Si reducimos la política a pura estrategia, sea la situación que sea, y pensamos que si se trata de ‘los nuestros’ está permitido mentir, manifestarse, hacer escraches, meter ruido y difundir bulos, consecuentemente ‘los otros’ también podrán mentir manifestarse, hacer escraches, meter ruido y difundir bulos. Y todos acabarán bebiendo de la misma medicina. La consecuencia es que la mentira adquiere así carta de naturaleza y se instala en nuestra sociedad con el beneplácito de todos. Y entonces el pueblo «no sabrá donde poner sus pies y sus manos», como decía Confucio. Sus pies, es decir, no sabrá por donde caminar ni hacia donde dirigir su pasos; sus manos, no sabrá al servicio de qué proyectos y tareas con sentido pondrá su voluntad y su esfuerzo. Y esto es lo que tenemos.

La mentira, si se ejerce desde el poder, ¿en qué se distingue de la extorsión a los ciudadanos? ¿Y en qué se diferenciarán entonces los partidos políticos de los grupos mafiosos si la mentira y la extorsión se convierten en práctica común? Así se pone de manifiesto una vez más que la democracia no puede sostenerse por sí misma, que necesita de principios previos a la política, de la lealtad y de la ética personales para que pueda mantenerse. Y es triste comprobar como cada vez son menos los que arriman el hombro en el sostenimiento de su fundamento y más los que ponen las manos a ver que les toca del derribo.

¡Qué ceniza más agria, qué podredumbre fría está cayendo sobre las moquetas de los pasos perdidos!

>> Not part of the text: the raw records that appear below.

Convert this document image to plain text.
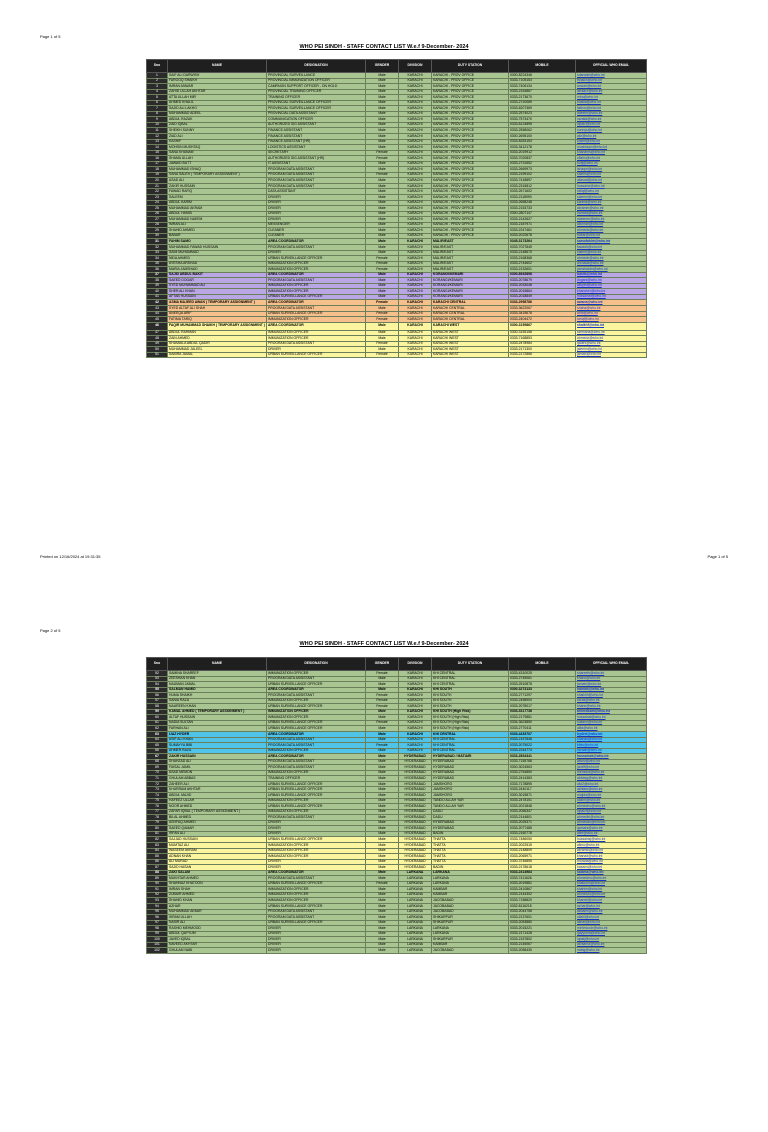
Page 1 of 5
WHO PEI SINDH - STAFF CONTACT LIST W.e.f 9-December- 2024
Sno	NAME	DESIGNATION	GENDER	DIVISION	DUTY STATION	MOBILE	OFFICIAL WHO EMAIL
1	SAIF ALI DARWISH	PROVINCIAL SURVEILLANCE	Male	KARACHI	KARACHI - PROV OFFICE	0300-8224346	sdarwish@who.int
2	FAROOQ SHAIKH	PROVINCIAL IMMUNIZATION OFFICER	Male	KARACHI	KARACHI - PROV OFFICE	0333-7105153	fshaikh@who.int
3	IMRAN ANWAR	CAMPAIGN SUPPORT OFFICER - ON HOLD	Male	KARACHI	KARACHI - PROV OFFICE	0333-7406134	anwari@who.int
4	ZAHID ULLAH AKHTAR	PROVINCIAL TRAINING OFFICER	Male	KARACHI	KARACHI - PROV OFFICE	0333-2154867	akhtarz@who.int
5	ATTA ULLAH MIR	TRAINING OFFICER	Male	KARACHI	KARACHI - PROV OFFICE	0333-2173670	mira@who.int
6	AHMED KHALIL	PROVINCIAL SURVEILLANCE OFFICER	Male	KARACHI	KARACHI - PROV OFFICE	0333-2720089	khalila@who.int
7	SAJID ALI LAKHO	PROVINCIAL SURVEILLANCE OFFICER	Male	KARACHI	KARACHI - PROV OFFICE	0333-6207369	lakhos@who.int
8	MUHAMMAD ADEEL	PROVINCIAL DATA ASSISTANT	Male	KARACHI	KARACHI - PROV OFFICE	0333-2574023	adeelm@who.int
9	ABDUL RAZAK	COMMUNICATION OFFICER	Male	KARACHI	KARACHI - PROV OFFICE	0333-7573470	razaka@who.int
10	ZAID IQBAL	AUTHORIZED SIG ASSISTANT	Male	KARACHI	KARACHI - PROV OFFICE	0333-8124895	iqbalz@who.int
11	SHEIKH SUNNY	FINANCE ASSISTANT	Male	KARACHI	KARACHI - PROV OFFICE	0333-2558062	sunnys@who.int
12	ZIAD ALI	FINANCE ASSISTANT	Male	KARACHI	KARACHI - PROV OFFICE	0300-2695100	aliz@who.int
13	KASHIF	FINANCE ASSISTANT (HR)	Male	KARACHI	KARACHI - PROV OFFICE	0333-8283153	kashif@who.int
14	MOHSIN MUSHTAQ	LOGISTICS ASSISTANT	Male	KARACHI	KARACHI - PROV OFFICE	0333-3412178	mushtaqm@who.int
15	SANA KHANAM	SECRETARY	Female	KARACHI	KARACHI - PROV OFFICE	0333-2019912	khanams@who.int
16	SHAMA ULLAH	AUTHORIZED SIG ASSISTANT (HR)	Female	KARACHI	KARACHI - PROV OFFICE	0333-7020837	ullahs@who.int
17	JAWAID BUTT	IT ASSISTANT	Male	KARACHI	KARACHI - PROV OFFICE	0333-2731552	buttj@who.int
18	MUHAMMAD ISHAQ	PROGRAM DATA ASSISTANT	Male	KARACHI	KARACHI - PROV OFFICE	0333-2669973	ishaqm@who.int
19	SANA SALEH ( TEMPORARY ASSIGNMENT )	PROGRAM DATA ASSISTANT	Female	KARACHI	KARACHI - PROV OFFICE	0333-2199102	salehs@who.int
20	ASAD ALI	PROGRAM DATA ASSISTANT	Male	KARACHI	KARACHI - PROV OFFICE	0333-7418897	aliasad@who.int
21	ZAKIR HUSSAIN	PROGRAM DATA ASSISTANT	Male	KARACHI	KARACHI - PROV OFFICE	0333-2315812	hussainz@who.int
22	FAWAD RAFIQ	DATA ASSISTANT	Male	KARACHI	KARACHI - PROV OFFICE	0333-2671602	rafiqf@who.int
23	SALEEM	DRIVER	Male	KARACHI	KARACHI - PROV OFFICE	0333-2118990	saleem@who.int
24	ABDUL KARIM	DRIVER	Male	KARACHI	KARACHI - PROV OFFICE	0333-2658248	karima@who.int
25	MUHAMMAD AKRAM	DRIVER	Male	KARACHI	KARACHI - PROV OFFICE	0333-2153733	akramm@who.int
26	ABDUL HAMID	DRIVER	Male	KARACHI	KARACHI - PROV OFFICE	0300-2807147	hamida@who.int
27	MUHAMMAD NAEEM	DRIVER	Male	KARACHI	KARACHI - PROV OFFICE	0333-2142627	naeemm@who.int
28	IMRAN ALI	MESSENGER	Male	KARACHI	KARACHI - PROV OFFICE	0333-2187971	aliimran@who.int
29	SHAHID AHMED	CLEANER	Male	KARACHI	KARACHI - PROV OFFICE	0333-2247461	ahmeds@who.int
30	BABAR	CLEANER	Male	KARACHI	KARACHI - PROV OFFICE	0333-2022678	babar@who.int
31	FAHIM SAMO	AREA COORDINATOR	Male	KARACHI	MALIR/EAST	0345-3173264	samofahim@who.int
32	MUHAMMAD FAWAD HUSSAIN	PROGRAM DATA ASSISTANT	Male	KARACHI	MALIR/EAST	0333-7027845	fawadh@who.int
33	SAIM MUHAMMAD	DRIVER	Male	KARACHI	MALIR/EAST	0333-2148670	saimm@who.int
34	NIDA AHMED	URBAN SURVEILLANCE OFFICER	Female	KARACHI	MALIR/EAST	0333-2168368	ahmedn@who.int
35	AYESHA ARSHAD	IMMUNIZATION OFFICER	Female	KARACHI	MALIR/EAST	0333-2744602	arshada@who.int
36	MARIA JAMSHAID	IMMUNIZATION OFFICER	Female	KARACHI	MALIR/EAST	0333-2132601	jamshaidm@who.int
37	SAJID ABDUL BAKIT	AREA COORDINATOR	Male	KARACHI	KORANGI/KEMARI	0300-8932898	bakits@who.int
38	SAEED DOGAR	PROGRAM DATA ASSISTANT	Male	KARACHI	KORANGI/KEMARI	0333-2078679	dogars@who.int
39	SYED MUHAMMAD ALI	IMMUNIZATION OFFICER	Male	KARACHI	KORANGI/KEMARI	0333-2033048	alisyed@who.int
40	SHER ALI KHAN	IMMUNIZATION OFFICER	Male	KARACHI	KORANGI/KEMARI	0333-2015864	khansher@who.int
41	AFTAB HUSSAIN	URBAN SURVEILLANCE OFFICER	Male	KARACHI	KORANGI/KEMARI	0333-2018849	hussainaf@who.int
42	ASMA MAJEED AWAN ( TEMPORARY ASSIGNMENT )	AREA COORDINATOR	Female	KARACHI	KARACHI CENTRAL	0333-2998786	awana@who.int
43	SYED ALTAF ALI SHAH	PROGRAM DATA ASSISTANT	Male	KARACHI	KARACHI CENTRAL	0333-3622067	shaha@who.int
44	ANEEQA ARIF	URBAN SURVEILLANCE OFFICER	Female	KARACHI	KARACHI CENTRAL	0333-3415678	arifa@who.int
45	FATIMA TARIQ	IMMUNIZATION OFFICER	Female	KARACHI	KARACHI CENTRAL	0333-2404472	tariqf@who.int
46	FAQIR MUHAMMAD SHAIKH ( TEMPORARY ASSIGNMENT )	AREA COORDINATOR	Male	KARACHI	KARACHI WEST	0300-3159867	shaikhf@who.int
47	ABDUL RAHMAN	IMMUNIZATION OFFICER	Male	KARACHI	KARACHI WEST	0300-3155158	rahmana@who.int
48	ZAIN AHMED	IMMUNIZATION OFFICER	Male	KARACHI	KARACHI WEST	0333-7168853	ahmedz@who.int
49	SHUMAILA ABDUL QADIR	PROGRAM DATA ASSISTANT	Female	KARACHI	KARACHI WEST	0333-2478984	qadirs@who.int
50	MUHAMMAD JALEEL	DRIVER	Male	KARACHI	KARACHI WEST	0333-2171300	jaleelm@who.int
51	SABIRA JAMAL	URBAN SURVEILLANCE OFFICER	Female	KARACHI	KARACHI WEST	0333-2172866	jamals@who.int
Printed on 12/16/2024 at 19:31:35	Page 1 of 5
Page 2 of 5
WHO PEI SINDH - STAFF CONTACT LIST W.e.f 9-December- 2024
Sno	NAME	DESIGNATION	GENDER	DIVISION	DUTY STATION	MOBILE	OFFICIAL WHO EMAIL
52	SAMINA SHAREEF	IMMUNIZATION OFFICER	Female	KARACHI	KHI CENTRAL	0333-4310025	shareefs@who.int
53	ZEESHAN KHAN	PROGRAM DATA ASSISTANT	Male	KARACHI	KHI CENTRAL	0333-2745061	khanz@who.int
54	NAUMAN JAMAL	URBAN SURVEILLANCE OFFICER	Male	KARACHI	KHI CENTRAL	0333-2510878	jamaln@who.int
55	SALMAN HAMID	AREA COORDINATOR	Male	KARACHI	KHI SOUTH	0300-3273133	hamids@who.int
56	HUMA SHAIKH	PROGRAM DATA ASSISTANT	Female	KARACHI	KHI SOUTH	0333-2771297	shaikhh@who.int
57	SANIA RAZA	IMMUNIZATION OFFICER	Female	KARACHI	KHI SOUTH	0333-2458900	razas@who.int
58	NAUREEN KHAN	URBAN SURVEILLANCE OFFICER	Female	KARACHI	KHI SOUTH	0333-2078017	khann@who.int
59	KAMAL AHMED ( TEMPORARY ASSIGNMENT )	IMMUNIZATION OFFICER	Male	KARACHI	KHI SOUTH (High Risk)	0333-3317738	ahmedkam@who.int
60	ALTAF HUSSAIN	IMMUNIZATION OFFICER	Male	KARACHI	KHI SOUTH (High Risk)	0333-2179881	hussainal@who.int
61	NADIA SULTAN	URBAN SURVEILLANCE OFFICER	Female	KARACHI	KHI SOUTH (High Risk)	0334-3623850	sultann@who.int
62	FARHAN ALI	URBAN SURVEILLANCE OFFICER	Male	KARACHI	KHI SOUTH (High Risk)	0333-2770411	alifa@who.int
63	IJAZ HYDER	AREA COORDINATOR	Male	KARACHI	KHI CENTRAL	0333-4433707	hyderi@who.int
64	ASIF ALI KHAN	PROGRAM DATA ASSISTANT	Male	KARACHI	KHI CENTRAL	0333-2157848	khanas@who.int
65	SUMAYYA BIBI	PROGRAM DATA ASSISTANT	Female	KARACHI	KHI CENTRAL	0333-2075022	bibis@who.int
66	AHMER RAZA	IMMUNIZATION OFFICER	Male	KARACHI	KHI CENTRAL	0333-2244774	razaah@who.int
67	ZAKIR HUSSAIN	AREA COORDINATOR	Male	HYDERABAD	HYDERABAD / MATIARI	0333-2834341	hussainzk@who.int
68	SHAHZAD ALI	PROGRAM DATA ASSISTANT	Male	HYDERABAD	HYDERABAD	0333-7155788	alishz@who.int
69	FAISAL JAMIL	PROGRAM DATA ASSISTANT	Male	HYDERABAD	HYDERABAD	0300-3024563	jamilf@who.int
70	ASAD MEMON	IMMUNIZATION OFFICER	Male	HYDERABAD	HYDERABAD	0333-2754850	memona@who.int
71	GHULAM ABBAS	TRAINING OFFICER	Male	HYDERABAD	HYDERABAD	0333-2414383	abbasg@who.int
72	ZAHEER ALI	URBAN SURVEILLANCE OFFICER	Male	HYDERABAD	JAMSHORO	0333-7178895	aliz2@who.int
73	KHURRAM AKHTAR	URBAN SURVEILLANCE OFFICER	Male	HYDERABAD	JAMSHORO	0333-2440117	akhtark@who.int
74	ABDUL MAJID	URBAN SURVEILLANCE OFFICER	Male	HYDERABAD	JAMSHORO	0300-3015871	majida@who.int
75	HAFEEZ ULLAH	IMMUNIZATION OFFICER	Male	HYDERABAD	TANDO ALLAH YAR	0333-2478101	ullahh@who.int
76	NOOR AHMED	URBAN SURVEILLANCE OFFICER	Male	HYDERABAD	TANDO ALLAH YAR	0333-2021848	ahmedno@who.int
77	ZAFAR IQBAL ( TEMPORARY ASSIGNMENT )	IMMUNIZATION OFFICER	Male	HYDERABAD	DADU	0333-2056347	iqbalzf@who.int
78	BILAL AHMED	PROGRAM DATA ASSISTANT	Male	HYDERABAD	DADU	0333-2144801	ahmedbi@who.int
79	ASHFAQ AHMED	DRIVER	Male	HYDERABAD	HYDERABAD	0333-2025371	ahmedas@who.int
80	SAEED QAMAR	DRIVER	Male	HYDERABAD	HYDERABAD	0333-2077485	qamars@who.int
81	IRFAN ALI	DRIVER	Male	HYDERABAD	BADIN	0333-2160778	aliirf@who.int
82	SAJJAD HUSSAIN	URBAN SURVEILLANCE OFFICER	Male	HYDERABAD	THATTA	0333-7486050	hussainsj@who.int
83	MUMTAZ ALI	IMMUNIZATION OFFICER	Male	HYDERABAD	THATTA	0333-2022515	alimu@who.int
84	WASEEM AKRAM	IMMUNIZATION OFFICER	Male	HYDERABAD	THATTA	0333-2148809	akramw@who.int
85	ADNAN KHAN	IMMUNIZATION OFFICER	Male	HYDERABAD	THATTA	0333-2065971	khanad@who.int
86	ALI MURAD	DRIVER	Male	HYDERABAD	THATTA	0300-3746855	murada@who.int
87	SAJID HASAN	DRIVER	Male	HYDERABAD	BADIN	0333-2178618	hasans@who.int
88	ZAKI SALAM	AREA COORDINATOR	Male	LARKANA	LARKANA	0333-2414984	salamz@who.int
89	MUKHTAR AHMED	PROGRAM DATA ASSISTANT	Male	LARKANA	LARKANA	0333-7411626	ahmedmu@who.int
90	SHAHNAZ KHATOON	URBAN SURVEILLANCE OFFICER	Female	LARKANA	LARKANA	0333-2019881	khatoons@who.int
91	IMRAN SHAH	IMMUNIZATION OFFICER	Male	LARKANA	KAMBAR	0333-2410867	shahim@who.int
92	ZUBAIR AHMED	IMMUNIZATION OFFICER	Male	LARKANA	KAMBAR	0333-2144302	ahmedzu@who.int
93	SHAHID KHAN	IMMUNIZATION OFFICER	Male	LARKANA	JACOBABAD	0333-7158820	khansh@who.int
94	AZHAR	URBAN SURVEILLANCE OFFICER	Male	LARKANA	JACOBABAD	0332-8116215	azhar@who.int
95	MUHAMMAD AKBAR	PROGRAM DATA ASSISTANT	Male	LARKANA	JACOBABAD	0333-2044758	akbarm@who.int
96	IKRAM ULLAH	PROGRAM DATA ASSISTANT	Male	LARKANA	SHIKARPUR	0333-2137601	ullahi@who.int
97	NASIR ALI	URBAN SURVEILLANCE OFFICER	Male	LARKANA	SHIKARPUR	0333-2053880	alinas@who.int
98	RASHID MEHMOOD	DRIVER	Male	LARKANA	LARKANA	0333-2015221	mehmoodr@who.int
99	ABDUL QAYYUM	DRIVER	Male	LARKANA	LARKANA	0333-2171428	qayyuma@who.int
100	JAVED IQBAL	DRIVER	Male	LARKANA	SHIKARPUR	0333-2157802	iqbalj@who.int
101	NAVEED AKHTAR	DRIVER	Male	LARKANA	KAMBAR	0333-2145067	akhtarna@who.int
102	GHULAM NABI	DRIVER	Male	LARKANA	JACOBABAD	0333-2058430	nabig@who.int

Hay días desabridos y hoy tal vez sea uno de ellos. A pesar de que luce un sol espléndido en mi jardín, veo al olivo más ceniciento y gris; más sombrío al ciprés. Está solo el laurel de mi vecino en su oscura y mojada intimidad de la que nadie nunca sabrá nada. Destartalada la luz se desparrama fría por el jardín. Raída está la fe y seco el hontanar de la esperanza.

Decid, palmera, olivo, limonero y ciprés, mis árboles no abolidos, ¿de dónde os viene a vosotros vuestra clara, serena certeza, vuestra ternura y longanimidad, vuestro cobijo y vuestra reciedumbre?